A 96-year-old, 30 by 20-inch bronze plaque commemorating local leaders who made St. Petersburg’s “Million Dollar Pier” possible is now for sale to the highest bidder on eBay.
The seller, “juel-of-a-deal” on the online auction site, is local resident Chris Gagen. His asking price is $10,000.
Gagen said offers have ranged from $250 (well below his set minimum) to $5,000. The highest bidder thus far lives in Tampa, and Gagen replied that he “would get back them because I’d really like to keep it local.”
“I know Tampa is fairly local, but I did get a call from the president of the St. Petersburg Museum (of History),” Gagen added. “So, I wanted to call him; it would be a nice piece for people to see in St. Petersburg.”
Rui Farias, executive director of the St. Petersburg Museum of History, said he eagerly anticipates that phone call. Although it is out of his price range, Farias stressed he would “love” to display the plaque.
St. Pete’s long pier history dates back to 1889, when an extension of the Orange Belt Railroad helped the city flourish. Recreational structures soon followed, and the first Municipal Pier opened in 1913.
The Hurricane of 1921 destroyed the Municipal Pier, and Lew Brown, editor of the Evening Independent newspaper, embarked on a $1 million fundraising campaign for an enhanced version to bolster tourism. He and his readers raised $300,000 for what he dubbed the Million Dollar Pier.

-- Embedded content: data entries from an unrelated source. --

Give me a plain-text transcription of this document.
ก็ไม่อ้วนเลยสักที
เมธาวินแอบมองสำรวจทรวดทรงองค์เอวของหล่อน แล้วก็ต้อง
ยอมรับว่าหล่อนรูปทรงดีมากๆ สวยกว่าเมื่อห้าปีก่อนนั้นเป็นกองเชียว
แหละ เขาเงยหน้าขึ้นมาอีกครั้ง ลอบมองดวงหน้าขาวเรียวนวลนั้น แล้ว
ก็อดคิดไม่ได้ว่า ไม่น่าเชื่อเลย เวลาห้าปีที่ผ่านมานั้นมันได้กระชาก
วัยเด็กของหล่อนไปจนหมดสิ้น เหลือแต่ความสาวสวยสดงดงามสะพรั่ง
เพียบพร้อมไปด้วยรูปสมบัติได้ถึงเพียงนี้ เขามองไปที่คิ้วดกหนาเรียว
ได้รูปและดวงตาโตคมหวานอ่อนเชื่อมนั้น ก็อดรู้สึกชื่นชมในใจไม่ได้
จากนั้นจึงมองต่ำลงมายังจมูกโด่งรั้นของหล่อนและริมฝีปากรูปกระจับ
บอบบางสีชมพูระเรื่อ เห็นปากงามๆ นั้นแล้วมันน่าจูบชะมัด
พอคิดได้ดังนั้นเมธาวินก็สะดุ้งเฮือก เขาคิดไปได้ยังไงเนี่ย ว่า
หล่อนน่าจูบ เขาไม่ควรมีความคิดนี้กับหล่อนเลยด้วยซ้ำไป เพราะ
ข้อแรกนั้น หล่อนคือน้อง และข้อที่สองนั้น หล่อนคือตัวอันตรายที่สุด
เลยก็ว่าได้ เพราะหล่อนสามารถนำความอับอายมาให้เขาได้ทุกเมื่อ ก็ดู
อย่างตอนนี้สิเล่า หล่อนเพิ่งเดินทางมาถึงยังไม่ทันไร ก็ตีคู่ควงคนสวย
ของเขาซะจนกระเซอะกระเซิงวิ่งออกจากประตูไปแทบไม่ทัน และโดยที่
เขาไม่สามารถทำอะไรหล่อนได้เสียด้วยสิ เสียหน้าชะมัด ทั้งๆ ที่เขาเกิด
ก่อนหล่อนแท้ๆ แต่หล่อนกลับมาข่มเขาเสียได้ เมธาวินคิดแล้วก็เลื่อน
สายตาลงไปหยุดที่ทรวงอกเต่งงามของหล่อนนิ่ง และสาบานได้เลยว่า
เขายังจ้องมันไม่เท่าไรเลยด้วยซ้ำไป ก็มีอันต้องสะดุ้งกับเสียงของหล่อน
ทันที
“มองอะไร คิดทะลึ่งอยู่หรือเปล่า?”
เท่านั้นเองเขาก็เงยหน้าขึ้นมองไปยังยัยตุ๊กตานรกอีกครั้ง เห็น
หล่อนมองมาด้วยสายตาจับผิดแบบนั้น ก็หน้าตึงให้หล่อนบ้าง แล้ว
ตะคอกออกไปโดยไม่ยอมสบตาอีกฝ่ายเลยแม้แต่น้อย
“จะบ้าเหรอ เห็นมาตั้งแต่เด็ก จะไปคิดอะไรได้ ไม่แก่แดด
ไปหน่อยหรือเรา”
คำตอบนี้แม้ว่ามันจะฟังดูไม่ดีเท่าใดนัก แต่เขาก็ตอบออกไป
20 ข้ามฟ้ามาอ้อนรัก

City bonds provided the balance, and the “modern era” of downtown concrete piers began in 1926. The facility, which stretched 1,452 feet into Tampa Bay, was formally dedicated on Thanksgiving Day.
While Gagen’s plaque does not mention Brown’s name, Farias noted it does list the mayor, vice mayor, city commissioners (now council members), the public works director and the company that built the pier. “Mostly, these are people who probably voted on the funding,” he said.
Farias assumes city officials displayed Gagen’s 1927-stamped plaque inside the Mediterranean Revival-style casino building. He remains unaware of any others dedicated to the facility.
“To me, because of my love of history and because of the fact that’s what we do here, it’s priceless,” Farias said. “To an antique dealer, who knows what it’s worth?”
Gagen, 63, moved to St. Pete in 1989. He works as a financial consultant and frequents estate sales on the weekends.
He has an affinity for local history and has sold dozens of antique and vintage items on eBay. Former city council member and mayoral candidate Robert Blackmon discovered the plaque on the site in June.
However, Gagen now contemplates removing the posting and keeping the plaque as a display piece. He also admitted he would still part with it for the “right price.”
Gagen explained that he found the historic plaque at an estate sale about 10 years ago. He could not recall any details – Farias said that’s common – and declined to say how much he paid.
Gagen would like to see it displayed in a museum or potentially the Doc Ford’s restaurant on the latest St. Petersburg Pier. He also wants to make his money back and profit from the collectible.
“If it goes for 10 grand, I don’t think that’s a huge amount of money for the City of St. Petersburg,” he added. “In a few years, it’ll be 100 years old, so it’s only going to go up in value.”
Farias noted it is common for people to acquire city “treasures.” He said a city worker or contractor told a private collector he could have original light sconces from the Million Dollar Pier during its demolition in the 1960s.
The only requirement was a screwdriver.
“Some people get them, like me, to have in their house and show them off,” Faris explained. “One day, they end up here (the museum). I would say, 99% of our collection here … has been from those types of people donating those things to museums.”
He said the museum does not typically purchase items. Instead, the 101-year-old institution’s officials hope people will donate the artifacts directly or through a third party.
“I don’t know if anyone has reached out willing to buy it and donate to us,” Farias said. “But that happens as well; that’s common.”
While the listing states the plaque is bronze, Farias referred to it as brass. Gagen said it weighs 40 to 50 pounds, and Farias agreed it is a substantial artifact.
Farias said the plaque is worth whatever someone is willing to pay for a unique representation of St. Pete’s history. He believes it belongs in the museum but noted it is now Gagen’s property.
“It’s a great piece; I guess we’ll see what happens,” Farias added. “I know there’s a number of people, including myself, who hope that it ends up here.”